Antonio no dijo nada, se limitó a sacarse el cigarro de la boca y, seguidamente, escupió hacia el parterre. La mirada de Montse siguió la trayectoria del escupitajo, que fue a dar contra la aterciopelada piel de las petunias que había plantado Francesc el verano anterior. Pero no lo hizo con reprobación, sino que más bien por inercia, ya que su mente permanecía completamente ajena a los dudosos modales el técnico. Pensaba en la noche de la tormenta.
Justo en el momento en que se desintonizaron los canales, ella y Francesc estaban acabando de cenar. Lo hacían mientras miraban una película que emitían por la tele. A penas les interesaba la trama (amable comedia romántica en que la típica pareja protagonista, tras sufrir diversos abatares, acaban felizmente juntos), pero acordaron que aquél era el programa más decente que emitían a aquellas horas, un domingo por la noche y el resumen de la jornada futbolística en casi todos los canales (ambos detestaban el fútbol). Como alternativa, un aburridísimo documental sobre el declive del imperio etrusco. Aunque en verdad, más que mirar la tele, miraban a través de ella. O puede que lo que hicieran fuera refugiase en la frialdad de su pantalla.
Durante la escena final (trillada reconciliación con regusto folletinesco), la imagen se desvaneció de pronto. Ambos se miraron con cierta sorpresa, y en seguida volvieron a clavar su mirada en el pequeño electrodoméstico. Daba la sensación de que el televisor se hubiera apiadado de la pareja protagonista, como advirtiéndoles que era mentira aquel último beso, que después de aquello vendrían las disputas y los enfados, y poco después, ya ni siquiera eso. Quizá una velada en silencio, observando, a través de una pantalla, que eran otros los de las primeras citas, los de los primeros besos, los de las primeras riñas.
El estruendo de un trueno les dio la respuesta que buscaban: la tele se había estropeado a causa de la tormenta.

—Cuando usted quiera, me pongo al tajo.
La mirada de Montse abandonó el parterre, y con él los días que siguieron a aquella noche: la extrañeza, de pronto, de la salita de estar, de su silencio, del sofá encarado a un mueble huérfano e inútil; el sonido de su propia voz, su resonancia, el anhelo de aquel murmullo que era capaz de ahogar unas palabras ya agotadas y qué tal te ha ido el trabajo, me encontré a tu hermana en la plaza, qué te apetece comer mañana, uff, menudo frío hace hoy… Y sobretodo, la mirada de su marido, por primera vez desconocida ahora que tenían que volver a mirarse directamente a los ojos desprovistos ya del cobijo del televisor.
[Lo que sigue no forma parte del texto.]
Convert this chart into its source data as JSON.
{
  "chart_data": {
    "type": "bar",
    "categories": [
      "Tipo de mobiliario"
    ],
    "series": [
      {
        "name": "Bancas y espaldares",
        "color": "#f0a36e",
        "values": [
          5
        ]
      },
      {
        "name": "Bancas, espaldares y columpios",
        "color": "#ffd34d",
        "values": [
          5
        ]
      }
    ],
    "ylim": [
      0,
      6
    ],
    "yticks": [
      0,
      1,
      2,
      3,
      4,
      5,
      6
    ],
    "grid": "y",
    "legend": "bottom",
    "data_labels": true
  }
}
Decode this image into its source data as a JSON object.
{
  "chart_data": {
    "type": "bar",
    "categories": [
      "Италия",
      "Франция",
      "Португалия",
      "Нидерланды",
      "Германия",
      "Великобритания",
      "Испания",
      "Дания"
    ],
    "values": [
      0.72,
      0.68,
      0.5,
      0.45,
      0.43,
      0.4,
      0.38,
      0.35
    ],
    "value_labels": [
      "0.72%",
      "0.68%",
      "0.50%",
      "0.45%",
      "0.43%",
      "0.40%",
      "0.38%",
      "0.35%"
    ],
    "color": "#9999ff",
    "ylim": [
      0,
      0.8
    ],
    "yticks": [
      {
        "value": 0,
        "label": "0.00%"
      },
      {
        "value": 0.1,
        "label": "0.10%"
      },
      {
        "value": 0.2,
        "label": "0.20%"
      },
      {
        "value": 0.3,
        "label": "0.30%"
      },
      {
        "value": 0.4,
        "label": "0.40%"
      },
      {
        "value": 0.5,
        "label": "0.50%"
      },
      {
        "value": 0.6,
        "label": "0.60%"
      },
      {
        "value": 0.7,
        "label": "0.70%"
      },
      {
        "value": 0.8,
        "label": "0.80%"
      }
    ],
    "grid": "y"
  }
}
Antonio dio media vuelta y se encaminó a una furgoneta algo destartalada que aguardaba a la entrada de la casa. Volvió cargando una caja de herramientas y una disposición en los ojos y en el modo de caminar que sorprendió gratamente a Montse. Esta noche ya estará arreglada, pensó ella y, tras disculparse porque tenía una cazuela en el fuego, abandonó a Antonio en sus quehaceres.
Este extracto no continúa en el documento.